A fórmula mercadológica encontrada é a de fugir do exotismo e investir numa “imagem ampliada” do Brasil. Sanovicz baseia o sucesso da estratégia em números: R$ 1,7 bilhão arrecadado com turismo em 2003 e R$ 6 bilhões em 2013. “Quando se fala em marca-país, tem-se com clareza que o principal elemento que agrega valor à marca é aquele que pode ser percebido como parte da identidade de um destino. A ampliação do inventário simbólico adquire valor econômico”, observa Nicolau Netto.

Mas a abertura da imagem do Brasil, com a incorporação de aspectos que antes não eram divulgados internacionalmente, corre o risco de fugir do controle das agências de elaboração de branding.

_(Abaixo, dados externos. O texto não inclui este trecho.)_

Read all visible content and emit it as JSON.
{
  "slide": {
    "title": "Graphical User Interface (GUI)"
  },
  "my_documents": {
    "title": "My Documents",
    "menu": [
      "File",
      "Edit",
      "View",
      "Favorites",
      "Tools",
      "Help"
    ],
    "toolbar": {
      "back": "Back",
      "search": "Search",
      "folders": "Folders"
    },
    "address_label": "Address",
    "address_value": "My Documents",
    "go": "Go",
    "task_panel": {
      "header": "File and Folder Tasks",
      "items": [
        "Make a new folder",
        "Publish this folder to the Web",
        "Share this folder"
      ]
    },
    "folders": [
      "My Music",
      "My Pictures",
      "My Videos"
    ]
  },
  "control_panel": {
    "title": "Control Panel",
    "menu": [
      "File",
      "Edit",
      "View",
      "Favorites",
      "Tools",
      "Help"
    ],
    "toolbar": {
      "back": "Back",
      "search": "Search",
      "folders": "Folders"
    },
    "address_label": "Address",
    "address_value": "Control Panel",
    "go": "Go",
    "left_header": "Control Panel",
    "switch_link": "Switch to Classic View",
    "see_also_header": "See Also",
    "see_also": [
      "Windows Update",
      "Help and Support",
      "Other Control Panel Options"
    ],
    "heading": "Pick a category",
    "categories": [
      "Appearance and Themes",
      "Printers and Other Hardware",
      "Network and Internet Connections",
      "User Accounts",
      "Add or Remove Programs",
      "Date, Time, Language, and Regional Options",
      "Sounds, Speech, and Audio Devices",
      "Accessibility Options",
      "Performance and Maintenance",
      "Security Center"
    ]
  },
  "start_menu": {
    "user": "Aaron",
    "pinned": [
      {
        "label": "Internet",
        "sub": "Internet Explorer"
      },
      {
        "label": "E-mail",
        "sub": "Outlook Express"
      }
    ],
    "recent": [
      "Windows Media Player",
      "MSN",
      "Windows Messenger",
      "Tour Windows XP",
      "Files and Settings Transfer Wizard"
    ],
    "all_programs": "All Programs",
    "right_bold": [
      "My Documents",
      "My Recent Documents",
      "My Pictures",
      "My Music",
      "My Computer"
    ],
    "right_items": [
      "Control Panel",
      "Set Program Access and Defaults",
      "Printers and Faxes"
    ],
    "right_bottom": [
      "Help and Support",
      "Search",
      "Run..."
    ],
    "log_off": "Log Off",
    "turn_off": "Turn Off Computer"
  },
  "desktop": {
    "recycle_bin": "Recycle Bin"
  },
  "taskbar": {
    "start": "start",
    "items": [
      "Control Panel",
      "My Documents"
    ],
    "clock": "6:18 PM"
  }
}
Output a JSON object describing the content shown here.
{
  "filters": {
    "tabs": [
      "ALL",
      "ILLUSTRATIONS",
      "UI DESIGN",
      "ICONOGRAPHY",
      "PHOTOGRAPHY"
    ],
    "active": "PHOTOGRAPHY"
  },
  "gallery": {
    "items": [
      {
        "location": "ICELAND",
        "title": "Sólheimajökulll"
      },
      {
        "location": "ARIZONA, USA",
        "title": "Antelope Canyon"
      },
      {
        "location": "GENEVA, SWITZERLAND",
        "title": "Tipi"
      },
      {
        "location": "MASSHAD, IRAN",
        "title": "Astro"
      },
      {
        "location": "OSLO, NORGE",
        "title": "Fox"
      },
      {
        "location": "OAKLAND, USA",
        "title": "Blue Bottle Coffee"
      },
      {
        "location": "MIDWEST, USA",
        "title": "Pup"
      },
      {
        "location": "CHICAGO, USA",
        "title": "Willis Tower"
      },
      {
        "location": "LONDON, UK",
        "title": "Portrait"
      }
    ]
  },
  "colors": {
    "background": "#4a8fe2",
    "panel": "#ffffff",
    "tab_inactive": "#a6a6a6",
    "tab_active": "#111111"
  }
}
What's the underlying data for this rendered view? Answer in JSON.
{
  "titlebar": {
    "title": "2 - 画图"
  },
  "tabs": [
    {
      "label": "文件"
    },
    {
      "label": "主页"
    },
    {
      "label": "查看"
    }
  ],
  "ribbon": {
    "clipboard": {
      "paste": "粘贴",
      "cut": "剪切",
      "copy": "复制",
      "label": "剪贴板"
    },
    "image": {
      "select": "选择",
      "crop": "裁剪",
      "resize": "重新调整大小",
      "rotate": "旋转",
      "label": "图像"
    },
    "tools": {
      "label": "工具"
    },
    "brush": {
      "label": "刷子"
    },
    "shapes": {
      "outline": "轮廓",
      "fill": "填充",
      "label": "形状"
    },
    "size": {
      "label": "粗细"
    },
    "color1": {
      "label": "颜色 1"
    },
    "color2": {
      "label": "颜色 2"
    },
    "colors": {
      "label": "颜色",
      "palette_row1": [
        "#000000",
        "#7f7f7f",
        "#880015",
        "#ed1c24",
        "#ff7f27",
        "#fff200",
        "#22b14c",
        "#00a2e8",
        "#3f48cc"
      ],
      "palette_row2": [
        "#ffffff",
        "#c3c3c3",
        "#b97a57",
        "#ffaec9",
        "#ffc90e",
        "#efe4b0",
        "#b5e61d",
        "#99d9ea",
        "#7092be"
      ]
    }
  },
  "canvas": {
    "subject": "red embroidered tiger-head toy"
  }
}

Nesse caso, entra em cena o conceito de “encapsulação”, que é uma especificação clara do que se quer ou não vender. “A diversidade pretendida não é qualquer uma, mas uma diversidade informada pela modernidade”, diz Nicolau Netto. As estratégias são duas: a primeira é aumentar a oferta de “produtos” turísticos. Os atrativos não se resumem mais a destinos tradicionais, como Rio, Salvador e Foz do Iguaçu. A segunda é “aumentar o valor do ‘produto’ turístico”. De acordo com documentos da Embratur, o turista de negócios e eventos gasta US$ 280 por dia, enquanto o de lazer gasta US$ 68.

Camisetas sexistas da Adidas: velha imagem do paísImagem: REPRODUÇÃO


Para Nicolau Netto, o esforço da Embratur enfrentou uma dura prova na Copa do Mundo, quando a tentativa de modernizar a imagem do Brasil foi severamente desafiada pela presença avassaladora da Federação Internacional de Futebol (Fifa) e por patrocinadores internacionais. Houve, então, um contexto de embate simbólico, no qual os agentes buscaram impor suas visões de mundo aos locais. “Mesmo não havendo, em princípio, ruptura entre mercado e política, os conflitos são evidentes”, diz Nicolau Netto. As imagens da abertura da Copa, com mulatas dançando, e as dos anunciantes relegaram as ações da Embratur a um espaço reduzido e pouco visível. “A Embratur infelizmente não conseguiu formular uma ação promocional que desse à marca uma presença maior”, diz Sanovicz.

A questão principal, que se estende à Olimpíada de 2016, são os estatutos legais que garantem proteção às marcas, o que se traduz numa competição feroz entre a imagem desejada pela Embratur e os patrocinadores dos eventos esportivos. “A Embratur busca um padrão que nunca ocorre plenamente”, diz Nicolau Netto. Pouco antes da Copa, a Adidas, um patrocinador oficial do mundial, lançou duas camisetas que remetiam à velha imagem de que a mulher brasileira é um objeto sexual. A repercussão foi tão ruim que a fabricante de material esportivo retirou o produto de circulação rapidamente.

Agências e governos regionais insistem em manter a imagem mais antiga do Brasil, que o governo tenta combater. Nicolau Netto e Sano-vicz concordam que os esforços oficiais se fortaleceram com a intenção do governo do presidente Luiz Inácio Lula da Silva de alterar a imagem do Brasil no exterior, embora Nicolau Netto observe que a Embratur, no governo petista, tenha se valido de um know-how mercadológico que já vinha dos anos anteriores. O pesquisador também ressalta o interesse das grandes construtoras ligadas aos eventos esportivos e demais atrações numa imagem de Brasil “moderno”.

Trata-se enfim de um conflito entre duas imagens de um país em transição. “Resta saber de que lado estão os interesses dos agentes envolvidos”, diz Nicolau Netto.